UC Berkeley 230 – Berkeley, California – 2006

I watched Motorcycle Diaries today. It is the most powerful movie I’ve seen this year.

Two protagonists, Ernesto Che Guevara and Alberto Granado, plan to travel 8000km from Argentina to Peru on a motorcycle within 4 months. Along the way, they stay at a house of a rich family, where Ernesto meets a woman who promises to wait forever for him, only to send him a letter that redefined the word forever within a couple months. 10240 km and 6 months later, they land in San Pablo, Peru, where they will spend 3 weeks working with a doctor in a land plagued by leprocy. The land is divided in two by a wide river, with the patients living on the south side and the healthy doctors and nuns on the north side.
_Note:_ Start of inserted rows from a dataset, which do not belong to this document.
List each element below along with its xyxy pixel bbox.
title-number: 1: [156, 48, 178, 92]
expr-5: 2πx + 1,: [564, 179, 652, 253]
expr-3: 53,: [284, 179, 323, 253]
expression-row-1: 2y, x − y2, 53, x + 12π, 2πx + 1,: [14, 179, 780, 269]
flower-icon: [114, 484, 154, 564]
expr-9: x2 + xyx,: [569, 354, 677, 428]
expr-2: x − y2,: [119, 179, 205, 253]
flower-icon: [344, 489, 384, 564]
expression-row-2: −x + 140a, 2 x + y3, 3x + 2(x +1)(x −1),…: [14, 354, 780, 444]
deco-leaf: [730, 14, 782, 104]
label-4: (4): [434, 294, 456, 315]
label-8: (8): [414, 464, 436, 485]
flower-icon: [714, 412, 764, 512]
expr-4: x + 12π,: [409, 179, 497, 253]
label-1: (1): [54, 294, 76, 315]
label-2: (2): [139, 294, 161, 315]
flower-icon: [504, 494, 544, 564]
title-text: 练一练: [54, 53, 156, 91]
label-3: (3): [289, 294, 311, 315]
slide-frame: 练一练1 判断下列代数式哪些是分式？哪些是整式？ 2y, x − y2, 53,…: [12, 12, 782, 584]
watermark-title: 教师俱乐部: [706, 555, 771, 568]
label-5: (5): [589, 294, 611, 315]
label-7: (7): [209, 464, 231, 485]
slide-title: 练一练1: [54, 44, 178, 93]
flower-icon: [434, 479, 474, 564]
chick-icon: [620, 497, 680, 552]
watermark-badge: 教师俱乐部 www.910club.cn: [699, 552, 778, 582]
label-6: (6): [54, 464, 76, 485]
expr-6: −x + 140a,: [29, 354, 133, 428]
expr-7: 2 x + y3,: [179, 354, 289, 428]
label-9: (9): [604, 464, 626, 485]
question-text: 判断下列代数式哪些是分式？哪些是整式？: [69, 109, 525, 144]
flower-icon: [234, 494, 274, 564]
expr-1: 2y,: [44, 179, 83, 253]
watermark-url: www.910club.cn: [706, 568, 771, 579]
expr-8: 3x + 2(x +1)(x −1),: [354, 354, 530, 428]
The ill will be fed food only if they attend mass. “How can you feed your body when you haven’t fed your soul?” says the head nun. It is clear that these nuns and doctors care and love for the patients under the condition that the ill heed to their own agenda. But Ernesto does the opposite, adapting to the needs and wants of the ill instead.

Near the end of the movie, in what is the most telling of Ernesto’s development throughout the journey, he celebrates his birthday on the north side. He quietly escapes outside, and swims across the river against the wishes of his friend. Crowds gather on both sides. The North beg him to come back. The river’s never been crossed before, and asthma stricken Ernesto was not the ideal man to change that fact. The South, though, all gather and shout words of encouragement, drawing him near, helping him overcome his physical deficiencies. These were the forsaken, the same ones with uncontagious leprocy who were not to be touched without gloves. But they would have waited forever for Ernesto to cross the river and finish his journey.

And you wonder, has the river never been crossed because no one could do it? Or was it because no one wanted to… Perhaps it is in the passion for others that we learn to overcome our own limitations. And it is truly sad that the exercise of such passion is an idealistic and even revolutionary concept at best.